Strategy for Navigating Fast-Moving AI

So how do you make smart decisions in the middle of the chaos? Here are two practical approaches that can help you stay focused:

1. Architect for Swapability

Don’t let the pace of change paralyze you. Instead, build systems with modularity and interchangeability in mind. Use abstraction layers. Keep your orchestration flexible. Make it easy to replace one model or tool with another.

That way, when something meaningfully better comes along, you’re ready to experiment without re-architecting everything.

2. Give the Giants Room

When evaluating what to build, ask yourself:

  • Is this something OpenAI, Google, or Anthropic will likely offer in the next six months?
  • Or is this something too niche, too domain-specific, or too tightly tied to your proprietary data for them to bother with?

Avoid building in spaces that will be commoditized.

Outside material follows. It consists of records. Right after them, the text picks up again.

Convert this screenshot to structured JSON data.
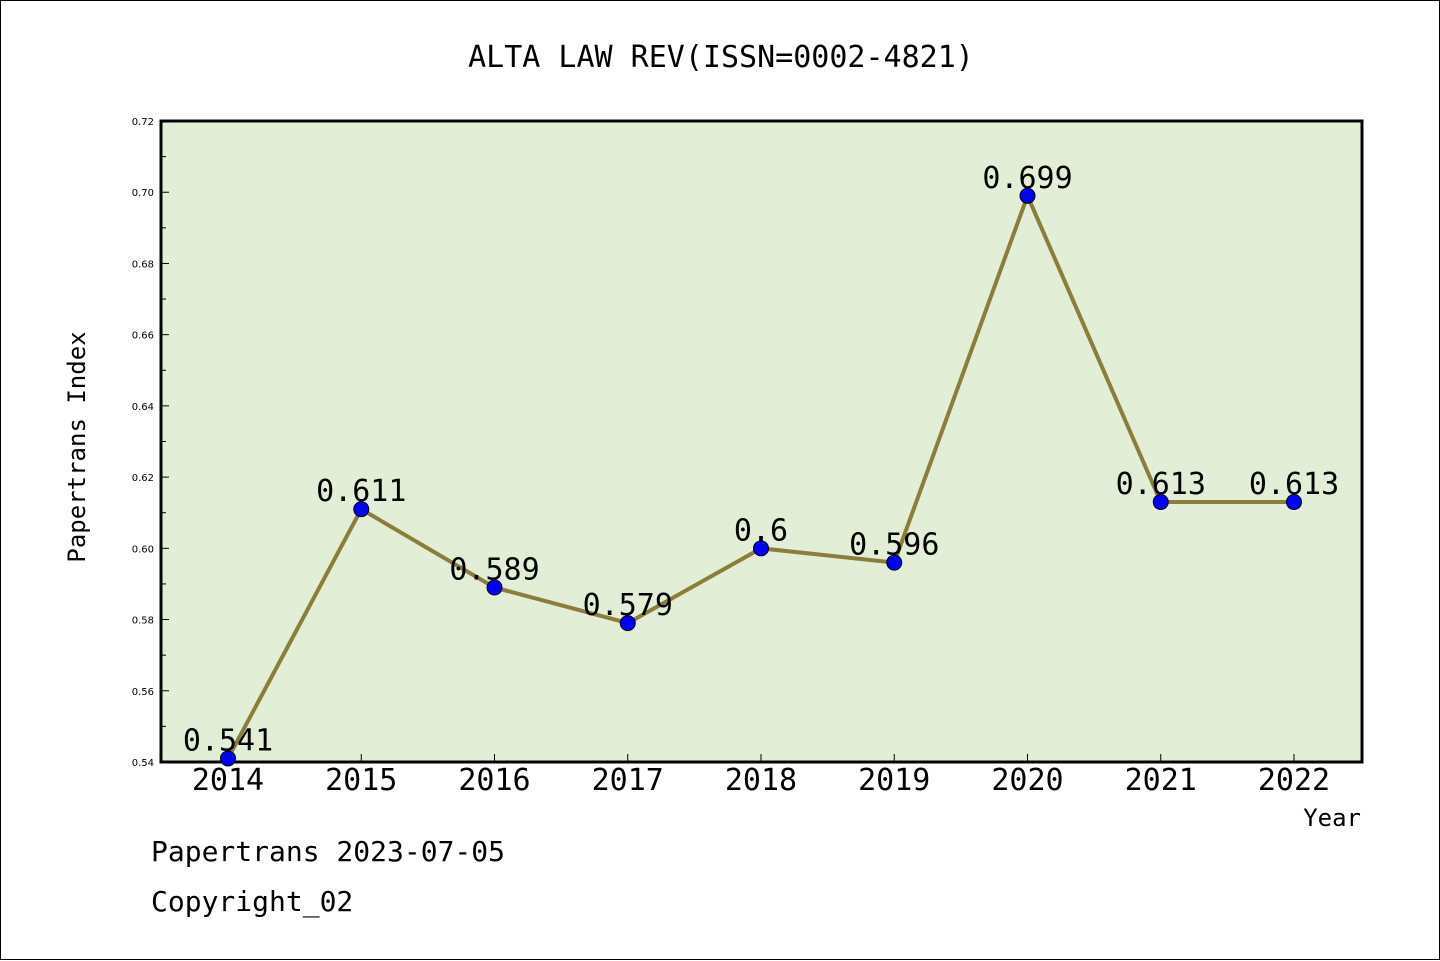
{
  "chart_data": {
    "type": "line",
    "title": "ALTA LAW REV(ISSN=0002-4821)",
    "xlabel": "Year",
    "ylabel": "Papertrans Index",
    "categories": [
      "2014",
      "2015",
      "2016",
      "2017",
      "2018",
      "2019",
      "2020",
      "2021",
      "2022"
    ],
    "series": [
      {
        "values": [
          0.541,
          0.611,
          0.589,
          0.579,
          0.6,
          0.596,
          0.699,
          0.613,
          0.613
        ],
        "labels": [
          "0.541",
          "0.611",
          "0.589",
          "0.579",
          "0.6",
          "0.596",
          "0.699",
          "0.613",
          "0.613"
        ],
        "line_color": "#8b7d3a",
        "marker_color": "#0000ff"
      }
    ],
    "ylim": [
      0.54,
      0.72
    ],
    "yticks": [
      "0.54",
      "0.56",
      "0.58",
      "0.60",
      "0.62",
      "0.64",
      "0.66",
      "0.68",
      "0.70",
      "0.72"
    ],
    "plot_background": "#e2efd6",
    "grid": false,
    "legend": "none"
  },
  "footer": {
    "date_line": "Papertrans 2023-07-05",
    "copyright_line": "Copyright_02"
  }
}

Focus instead on areas where the big players can’t or won’t go, either because the market’s too small for them or the problem space is too specific to your business.

That’s where your differentiation lives. That’s why Keryk focuses on the spaces that cannot be commoditized, because “Big AI” can’t see inside SME’s brains (yet?).

How to Stay Grounded

Here’s a better mindset for leaders trying to cut through the noise:

  • Don’t generalize. One tool’s failure doesn’t reflect the whole field.
  • Evaluate each wave individually. Know the strengths and limits of each model or tool.
  • Assume rapid improvement. Today’s blockers may not exist next quarter.
  • Focus on business value. Let use cases, not hype, guide your choices.
  • Budget for exploration. True understanding takes time and iteration.

Closing Thought

AI doesn’t follow a hype curve. It moves in waves. Rolling, crashing, combining, and reforming, at a rate that is much faster than we can fully grasp.

Don’t get stuck on the last wave. Don’t wait for the surf to settle. It won’t.

Instead, learn to read the patterns. Build flexibility into your approach. And keep your eyes not just on the wave in front of you, but on the horizon, where the next opportunity is already forming.